Herv12 a écrit :Je regrette mais des gens serieux ne peuvent pas affirmer que toutes les énergies se valent.
Il y a des avantages, des inconvenients et des couts trés différents et surtout pas la même disponibilité...
Toutes ont des avantages et des inconvénients, la richesse de l'ensemble venant de la diversité, permettant de foisonner les aléas et réduire le risque de l'ensemble du système.
sauf catastrophe majeure type seisme exceptionnel ou trés forte sécheresse, les pannes sont des choses qui arrivent mais en général pas de manière syhncro. On sait que sur un parc thermique, la puissance dispo peut descendre pour des raisons non prévues, mais en principe pas de beaucoup , contrairement aux ENR ou il arrive parfois que le soleil ne brille pas... Les opérations de maintenance des parcs thermiques sont programmés en dehors des periodes de forte consommantion.
Tu parles des indisponibilités thermiques
programmées, qui sont prévues, tout comme l'absence de chauffage en été (aléa thermique) ou l'absence de production photovoltaïque la nuit, ou la possible absence de vent, qui peut arriver n'importe quand. Ces évènements sont prévus, dimensionné, et ne posent aucun problème à la gestion d'un système électrique.
Ce qui est dangereux pour un gestionnaire de réseau ou de parc de production, ce sont les aléas exceptionnels, et parmi eux les vagues de froid exceptionnelles et... les indisponibilités
fortuites du parc thermique, qui malheureusement sont parfois
corrélés :
- Mouvements sociaux (grèves),
- Défaut sériel (par exemple le changement des génératrices de vapeur sur l'ensemble des groupes d'un palier).
- Canicule, limitant la production de nombreux groupes (limitation source froide -peu d'eau dans les rivières- et limitations pour raisons environnementales -températures de rejet).
- Tout ce qui est lié à l'approvisionnement (très bien connu sur ce forum), qui touche par nature toutes les centrales d'un même type de combustible.
Et l'on peut en trouver beaucoup d'autres (notamment en lien avec la sureté nucléaire... Sureté n'est pas accident. Pour donner un exemple récent, regarde
ceci.).
Et ne dit pas que cela est rare, car nous sommes en train d'en vivre actuellement un nouveau, après ceux déjà exceptionnels de 2009 et 2010. Cet aléa est en France actuellement le second, après celui sur la température hivernale, en raison du poids du chauffage électrique). Si l'hiver prochain, cet aléa est aussi présent que ce qu'il l'est actuellement [juin/début juillet 2012] et que nous avons le malheur de subir un aléa de température comparable à celui de début février 2012, tu verras que la production éolienne et PV aurons peu d'importance.
Toutes les productions sont bonnes, et toutes sont différentes. Les aléas de chacune est différent. Ce n'est pas moi qui dirait que l'une est mieux que l'autre. L'avenir est par nature incertain, et pour se prémunir de ses aléas, la meilleure solution est la multiplicité des sources d'approvisionnement et des types de production.

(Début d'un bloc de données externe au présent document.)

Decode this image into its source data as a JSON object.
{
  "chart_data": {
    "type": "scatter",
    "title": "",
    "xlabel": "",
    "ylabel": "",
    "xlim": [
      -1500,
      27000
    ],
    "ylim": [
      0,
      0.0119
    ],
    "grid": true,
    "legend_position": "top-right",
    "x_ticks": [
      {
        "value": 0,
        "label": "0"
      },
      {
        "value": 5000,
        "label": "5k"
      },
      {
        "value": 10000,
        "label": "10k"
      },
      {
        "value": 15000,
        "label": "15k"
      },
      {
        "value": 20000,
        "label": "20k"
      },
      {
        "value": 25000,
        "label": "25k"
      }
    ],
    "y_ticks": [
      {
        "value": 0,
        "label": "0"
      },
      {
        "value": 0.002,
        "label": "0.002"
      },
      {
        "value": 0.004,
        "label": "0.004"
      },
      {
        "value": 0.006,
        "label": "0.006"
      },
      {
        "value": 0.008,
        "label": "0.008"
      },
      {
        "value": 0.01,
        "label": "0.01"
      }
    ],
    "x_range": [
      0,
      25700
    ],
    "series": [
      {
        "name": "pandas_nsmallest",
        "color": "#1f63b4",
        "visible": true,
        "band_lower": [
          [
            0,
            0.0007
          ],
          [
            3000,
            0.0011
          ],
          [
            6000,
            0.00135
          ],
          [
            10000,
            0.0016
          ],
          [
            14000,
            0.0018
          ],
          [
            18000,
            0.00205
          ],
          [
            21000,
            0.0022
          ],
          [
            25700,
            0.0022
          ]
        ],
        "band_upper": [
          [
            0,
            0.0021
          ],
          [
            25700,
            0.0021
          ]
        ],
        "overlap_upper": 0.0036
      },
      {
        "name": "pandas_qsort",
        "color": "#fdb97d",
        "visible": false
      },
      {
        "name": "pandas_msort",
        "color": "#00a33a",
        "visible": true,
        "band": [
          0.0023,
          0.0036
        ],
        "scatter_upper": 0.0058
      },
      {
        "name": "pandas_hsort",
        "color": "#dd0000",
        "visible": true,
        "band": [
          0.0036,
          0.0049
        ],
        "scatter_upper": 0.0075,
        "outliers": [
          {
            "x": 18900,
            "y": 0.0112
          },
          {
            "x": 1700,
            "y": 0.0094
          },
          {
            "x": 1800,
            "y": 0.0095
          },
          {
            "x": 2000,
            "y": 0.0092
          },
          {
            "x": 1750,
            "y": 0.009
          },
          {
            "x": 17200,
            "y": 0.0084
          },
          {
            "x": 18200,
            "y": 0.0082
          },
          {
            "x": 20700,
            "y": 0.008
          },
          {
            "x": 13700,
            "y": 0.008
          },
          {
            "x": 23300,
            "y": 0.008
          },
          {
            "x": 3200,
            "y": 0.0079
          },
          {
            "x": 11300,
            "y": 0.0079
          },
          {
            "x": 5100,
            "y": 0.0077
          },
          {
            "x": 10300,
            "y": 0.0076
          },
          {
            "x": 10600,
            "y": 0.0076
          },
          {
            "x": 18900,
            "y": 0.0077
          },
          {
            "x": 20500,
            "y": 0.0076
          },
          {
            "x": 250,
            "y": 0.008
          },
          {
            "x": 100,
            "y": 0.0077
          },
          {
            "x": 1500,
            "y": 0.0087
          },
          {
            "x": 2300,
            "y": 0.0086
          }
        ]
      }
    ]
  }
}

L'hydraulique étant une des rares ENR (avec le bois) qu'on dispose quand on veut
... surtout tant que les lacs sont plein, et un stock de bois tout prêt à coté de la centrale...
Les années sèches existent, et cela fait très mal : en 2011 (année très sèche), 50.3 TWh de production, contre 67.7 TWh en 2010. 25% de différence de production d'une année à l'autre, c'est quelque chose que tu ne retrouveras jamais avec l’éolien ou le PV, où les différences de facteur de charge
annuels ne varient que de quelques pourcents entre une année bonne et une année très mauvaise. La encore, je ne veux pas dire que l’éolien est mieux que l'hydro, mais que les deux sont différents. Un choux n'est pas mieux qu'une carotte, les deux sont différents. Pareil avec la production. Et surtout, leur potentiel est aussi différent, ce qui change beaucoup de chose.

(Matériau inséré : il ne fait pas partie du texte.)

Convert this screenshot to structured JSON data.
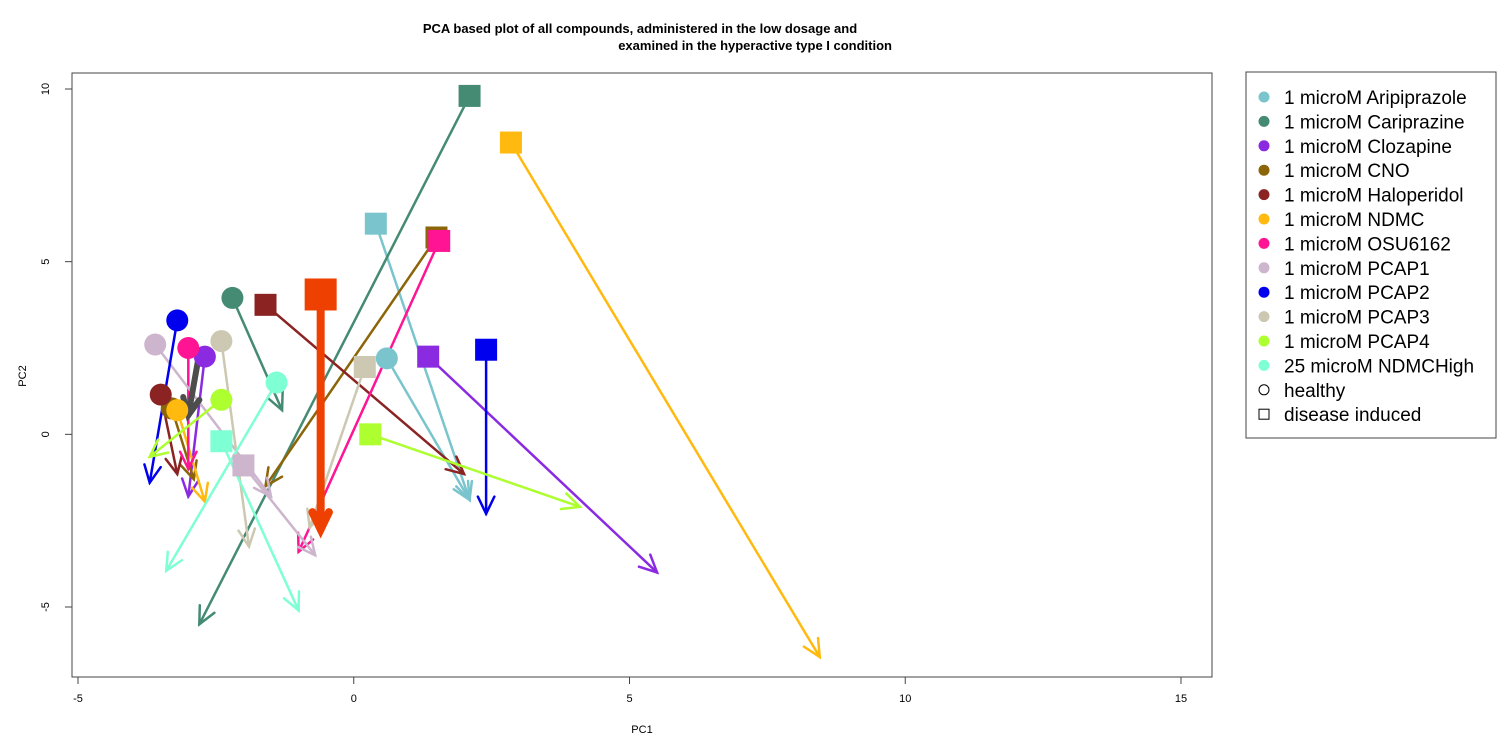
{
  "chart_data": {
    "type": "scatter",
    "title_line1": "PCA based plot of all compounds, administered in the low dosage and",
    "title_line2": "examined in the hyperactive type I condition",
    "xlabel": "PC1",
    "ylabel": "PC2",
    "xlim": [
      -5,
      15.7
    ],
    "ylim": [
      -7,
      10.5
    ],
    "xticks": [
      -5,
      0,
      5,
      10,
      15
    ],
    "yticks": [
      -5,
      0,
      5,
      10
    ],
    "grid": false,
    "legend_position": "right",
    "series": [
      {
        "name": "1 microM Aripiprazole",
        "color": "#7AC5CD",
        "healthy": {
          "x": 0.6,
          "y": 2.2,
          "dx": 2.1,
          "dy": -1.9
        },
        "disease": {
          "x": 0.4,
          "y": 6.1,
          "dx": 2.1,
          "dy": -1.9
        }
      },
      {
        "name": "1 microM Cariprazine",
        "color": "#458B74",
        "healthy": {
          "x": -2.2,
          "y": 3.95,
          "dx": -1.3,
          "dy": 0.7
        },
        "disease": {
          "x": 2.1,
          "y": 9.8,
          "dx": -2.8,
          "dy": -5.5
        }
      },
      {
        "name": "1 microM Clozapine",
        "color": "#8A2BE2",
        "healthy": {
          "x": -2.7,
          "y": 2.25,
          "dx": -3.0,
          "dy": -1.8
        },
        "disease": {
          "x": 1.35,
          "y": 2.25,
          "dx": 5.5,
          "dy": -4.0
        }
      },
      {
        "name": "1 microM CNO",
        "color": "#8B6508",
        "healthy": {
          "x": -3.3,
          "y": 0.75,
          "dx": -2.9,
          "dy": -1.3
        },
        "disease": {
          "x": 1.5,
          "y": 5.7,
          "dx": -1.6,
          "dy": -1.5
        }
      },
      {
        "name": "1 microM Haloperidol",
        "color": "#8B2323",
        "healthy": {
          "x": -3.5,
          "y": 1.15,
          "dx": -3.2,
          "dy": -1.15
        },
        "disease": {
          "x": -1.6,
          "y": 3.75,
          "dx": 2.0,
          "dy": -1.15
        }
      },
      {
        "name": "1 microM NDMC",
        "color": "#FFB90F",
        "healthy": {
          "x": -3.2,
          "y": 0.7,
          "dx": -2.7,
          "dy": -1.95
        },
        "disease": {
          "x": 2.85,
          "y": 8.45,
          "dx": 8.45,
          "dy": -6.45
        }
      },
      {
        "name": "1 microM OSU6162",
        "color": "#FF1493",
        "healthy": {
          "x": -3.0,
          "y": 2.5,
          "dx": -3.0,
          "dy": -1.0
        },
        "disease": {
          "x": 1.55,
          "y": 5.6,
          "dx": -1.0,
          "dy": -3.4
        }
      },
      {
        "name": "1 microM PCAP1",
        "color": "#CDB5CD",
        "healthy": {
          "x": -3.6,
          "y": 2.6,
          "dx": -1.5,
          "dy": -1.8
        },
        "disease": {
          "x": -2.0,
          "y": -0.9,
          "dx": -0.7,
          "dy": -3.5
        }
      },
      {
        "name": "1 microM PCAP2",
        "color": "#0000EE",
        "healthy": {
          "x": -3.2,
          "y": 3.3,
          "dx": -3.7,
          "dy": -1.4
        },
        "disease": {
          "x": 2.4,
          "y": 2.45,
          "dx": 2.4,
          "dy": -2.3
        }
      },
      {
        "name": "1 microM PCAP3",
        "color": "#CDC8B1",
        "healthy": {
          "x": -2.4,
          "y": 2.7,
          "dx": -1.9,
          "dy": -3.25
        },
        "disease": {
          "x": 0.2,
          "y": 1.95,
          "dx": -0.8,
          "dy": -2.7
        }
      },
      {
        "name": "1 microM PCAP4",
        "color": "#ADFF2F",
        "healthy": {
          "x": -2.4,
          "y": 1.0,
          "dx": -3.7,
          "dy": -0.65
        },
        "disease": {
          "x": 0.3,
          "y": 0.0,
          "dx": 4.1,
          "dy": -2.1
        }
      },
      {
        "name": "25 microM NDMCHigh",
        "color": "#7FFFD4",
        "healthy": {
          "x": -1.4,
          "y": 1.5,
          "dx": -3.4,
          "dy": -3.95
        },
        "disease": {
          "x": -2.4,
          "y": -0.2,
          "dx": -1.0,
          "dy": -5.1
        }
      }
    ],
    "extra_arrows": [
      {
        "color": "#4D4D4D",
        "x": -2.8,
        "y": 2.35,
        "dx": -3.0,
        "dy": 0.55,
        "width": 6
      },
      {
        "color": "#EE4000",
        "x": -0.6,
        "y": 4.05,
        "dx": -0.6,
        "dy": -2.75,
        "width": 8
      }
    ],
    "extra_markers": [
      {
        "color": "#EE4000",
        "shape": "square",
        "x": -0.6,
        "y": 4.05,
        "size": 32
      }
    ],
    "legend": {
      "shape_entries": [
        {
          "label": "healthy",
          "shape": "circle"
        },
        {
          "label": "disease induced",
          "shape": "square"
        }
      ]
    }
  }
}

Oui, on peut faire des Mix ENR, en combianant plein de sources. C'est juste au moins 3 fois plus cher et transformera quelque peu nos paysages.
Un choux est il mieux qu'une carotte? Pourtant, l'un est moins cher que l'autre. Nous pourrions interdire la culture du plus cher des deux ... et prier pour que cet ordre reste le même l'année prochaine. Mais, au fait, combien coute la pollution liée à la production de choux?
Bref, concernant le cout des différentes filières, c'est un sujet que je laisse aux politiques. Je ne suis qu'ingénieur.